Look forward in anger
WITH his gelled hair, taste for coffee and keen interest in women, Muhammad Fawzy could be a university student anywhere. At the age of 21, and studying engineering at Cairo University, he should be looking to a bright future; after all, the world is crying out for technically minded graduates. But Mr Fawzy feels the outlook is bleak. He worries that no job he finds after graduation will pay enough to cover his costs, let alone allow him to support his widowed mother. Without a good salary, Mr Fawzy cannot buy a flat; without his own home he cannot marry; and without marriage, he cannot have sex.
“I cannot have a girlfriend for religious reasons, and because I wouldn’t like that for my sister,” explains Mr Fawzy. “I was in relationships [with women] previously but it never got physical. I never held their hands or kissed them.” He often talks to women, but on Facebook: it affords privacy and safe distance.
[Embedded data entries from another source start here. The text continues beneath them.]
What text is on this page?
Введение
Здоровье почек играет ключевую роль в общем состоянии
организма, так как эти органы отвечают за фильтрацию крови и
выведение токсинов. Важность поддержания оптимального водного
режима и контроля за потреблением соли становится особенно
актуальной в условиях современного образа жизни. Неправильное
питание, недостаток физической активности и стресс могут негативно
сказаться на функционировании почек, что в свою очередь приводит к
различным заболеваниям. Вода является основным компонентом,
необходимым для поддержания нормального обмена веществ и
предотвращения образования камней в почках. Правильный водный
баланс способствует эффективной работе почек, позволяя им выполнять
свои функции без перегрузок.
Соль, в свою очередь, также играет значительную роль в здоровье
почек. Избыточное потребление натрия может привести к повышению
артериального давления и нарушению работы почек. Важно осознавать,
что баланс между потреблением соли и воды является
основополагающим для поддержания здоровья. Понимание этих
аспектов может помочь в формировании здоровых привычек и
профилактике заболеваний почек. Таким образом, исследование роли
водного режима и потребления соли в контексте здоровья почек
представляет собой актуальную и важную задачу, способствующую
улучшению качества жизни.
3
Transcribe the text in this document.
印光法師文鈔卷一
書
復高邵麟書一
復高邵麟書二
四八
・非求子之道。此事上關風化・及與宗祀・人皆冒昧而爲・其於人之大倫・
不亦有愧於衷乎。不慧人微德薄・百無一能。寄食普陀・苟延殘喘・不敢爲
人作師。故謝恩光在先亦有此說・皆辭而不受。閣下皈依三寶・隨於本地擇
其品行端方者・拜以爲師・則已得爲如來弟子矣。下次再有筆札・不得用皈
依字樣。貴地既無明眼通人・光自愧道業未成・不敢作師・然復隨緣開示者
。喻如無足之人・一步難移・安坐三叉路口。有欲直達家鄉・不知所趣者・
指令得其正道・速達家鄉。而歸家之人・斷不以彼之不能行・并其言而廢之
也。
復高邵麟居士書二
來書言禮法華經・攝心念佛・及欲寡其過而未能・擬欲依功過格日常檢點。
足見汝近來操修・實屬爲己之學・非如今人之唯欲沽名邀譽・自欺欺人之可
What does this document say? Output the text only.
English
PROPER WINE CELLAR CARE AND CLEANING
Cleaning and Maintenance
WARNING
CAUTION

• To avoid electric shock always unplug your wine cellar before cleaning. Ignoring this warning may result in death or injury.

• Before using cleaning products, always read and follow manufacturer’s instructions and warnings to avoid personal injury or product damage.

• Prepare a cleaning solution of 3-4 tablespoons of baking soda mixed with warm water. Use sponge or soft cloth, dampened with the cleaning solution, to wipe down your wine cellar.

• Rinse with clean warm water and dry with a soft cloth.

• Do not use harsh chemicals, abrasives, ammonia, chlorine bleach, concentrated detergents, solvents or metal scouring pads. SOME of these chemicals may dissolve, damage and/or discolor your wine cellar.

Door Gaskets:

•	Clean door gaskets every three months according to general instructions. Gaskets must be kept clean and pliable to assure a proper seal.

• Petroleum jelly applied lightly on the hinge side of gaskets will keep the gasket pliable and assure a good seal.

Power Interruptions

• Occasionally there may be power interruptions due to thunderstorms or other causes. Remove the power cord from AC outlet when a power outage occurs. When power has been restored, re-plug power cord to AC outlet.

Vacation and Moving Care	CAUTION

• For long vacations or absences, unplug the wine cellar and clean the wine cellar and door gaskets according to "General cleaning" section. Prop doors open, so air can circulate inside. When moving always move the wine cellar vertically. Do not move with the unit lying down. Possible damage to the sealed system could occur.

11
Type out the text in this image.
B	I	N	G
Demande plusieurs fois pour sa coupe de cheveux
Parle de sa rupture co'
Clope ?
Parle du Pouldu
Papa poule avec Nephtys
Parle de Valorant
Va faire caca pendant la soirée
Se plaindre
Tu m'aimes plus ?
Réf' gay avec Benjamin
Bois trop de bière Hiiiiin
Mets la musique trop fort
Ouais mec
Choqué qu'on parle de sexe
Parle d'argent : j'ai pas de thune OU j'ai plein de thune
As with much else, his predicament about women is more complex than just the pull of tradition.
His views of Islam are just as tangled. He regards himself as more devout than his parents, but does not pray regularly; he prefers the company of friends to listening to preachers, yet craves a purer version of Islam. Egyptian tradition, he thinks, is tainted by a culture of bribe-paying, nepotism and other behaviour banned by religion. “We need to enforce morals that the West has taken from us.” The spread of atheism, he thinks, is a menace.